Over the years, it has been assigned in college literature classes, yanked out of school libraries, celebrated and denigrated and feared and loved.

It has been banned. Of course it has been banned, appearing on the American Library Association's list of the top 100 banned books of the decade, for the 1990s and 2000s. People said it was anti-Christian (it's not, just anti-crazy fundamentalist) -- or had too much disturbing sex.

And what does Atwood, the creator of this world, think of all of this?

"Could it happen? How close are we?" says Atwood, 77, sharing what those questions typically are. "Especially, 'How close are we?' Especially that. When the book first came out in England, people said, 'Jolly good yarn,' because they'd already had their religious civil war. The Canadians, who are quite diverse, might not be able to gain the critical mass required to attain a monolithic theocracy. But Americans, it was either, 'It can't happen here, don't be silly,' or 'How close are we?'"
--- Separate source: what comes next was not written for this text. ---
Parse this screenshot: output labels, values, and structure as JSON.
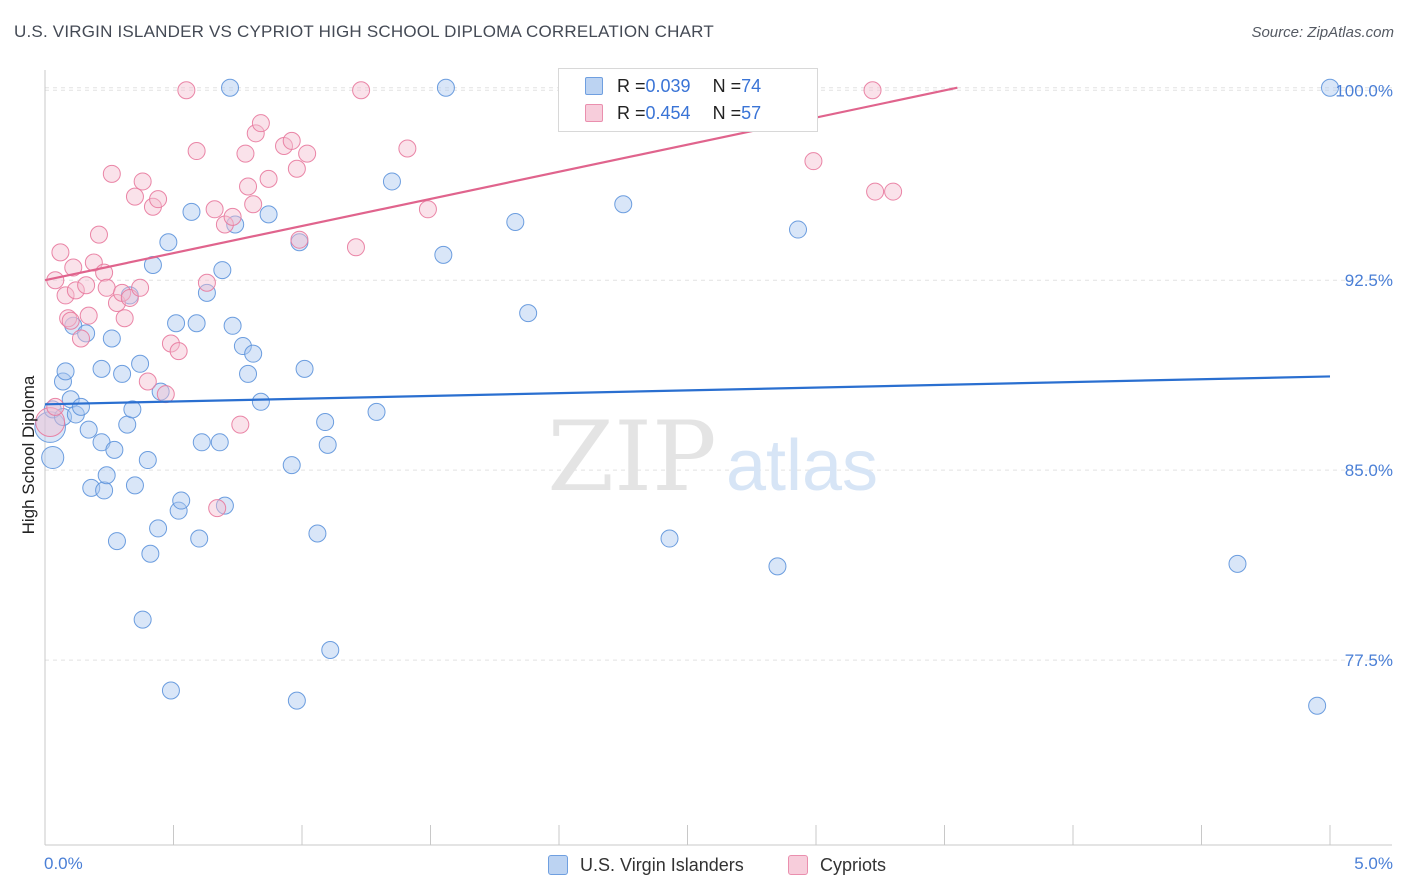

She doesn't know the answer. She doesn't know how close we are, as a society, or if we're close at all. She doesn't know what happens to Offred at the end of the novel. She doesn't even know Offred's real name. Over decades, readers decided it was "June" based on contextual clues -- June is the only character name, introduced in a roll call, who is not otherwise accounted for -- but it was never Atwood's original intent.

"I created a vacuum and it was filled," she says. "Not in an inappropriate way, but it wasn't my idea."

She wrote the book on a typewriter in 1984, and it happened in fits and starts because she just kept worrying it was too weird to present to an editor. Then she showed a draft to a trusted friend and said, "I think I'm going to get a lot of hate mail," and the friend said, "I think you're going to be rich," and both of them were right.

"Some books escape from the book itself, and this is one of them," she says. "It's been a film [Natasha Richardson played Offred in a 1990 adaptation]. It's been an opera -- a really good opera. It's been a ballet. It's being a graphic novel right now. It turns up as memes in elections. It's about to be a television series. It's recently been proposed to me that it should be a video game."

She wafts a hand. "It's out of the box. I feel as though it's no longer something I have control over. Not that you ever have control over the book."

The book is essentially a page-turning tour through every conceivable female nightmare. Loss of independence. Subjugation at the hands of men. Rape. Violence. Losing a child, or being thought of as less-than for being childless. All of it state-sanctioned.

It's inevitable that classic works are repurposed and reinterpreted in current contexts. A few weeks ago, a group of women walked purposefully into the Texas state legislature building wearing red capes and bonnets -- handmade handmaids -- protesting what they saw as the restriction of women's reproductive rights. Around the same time, some right-wing viewers who saw the show's trailer online criticized it in the comments as "anti-Trump propaganda."

Go ahead and read it as social commentary -- Atwood doesn't mind if you do.

She knows The Handmaid's Tale belongs to the world now.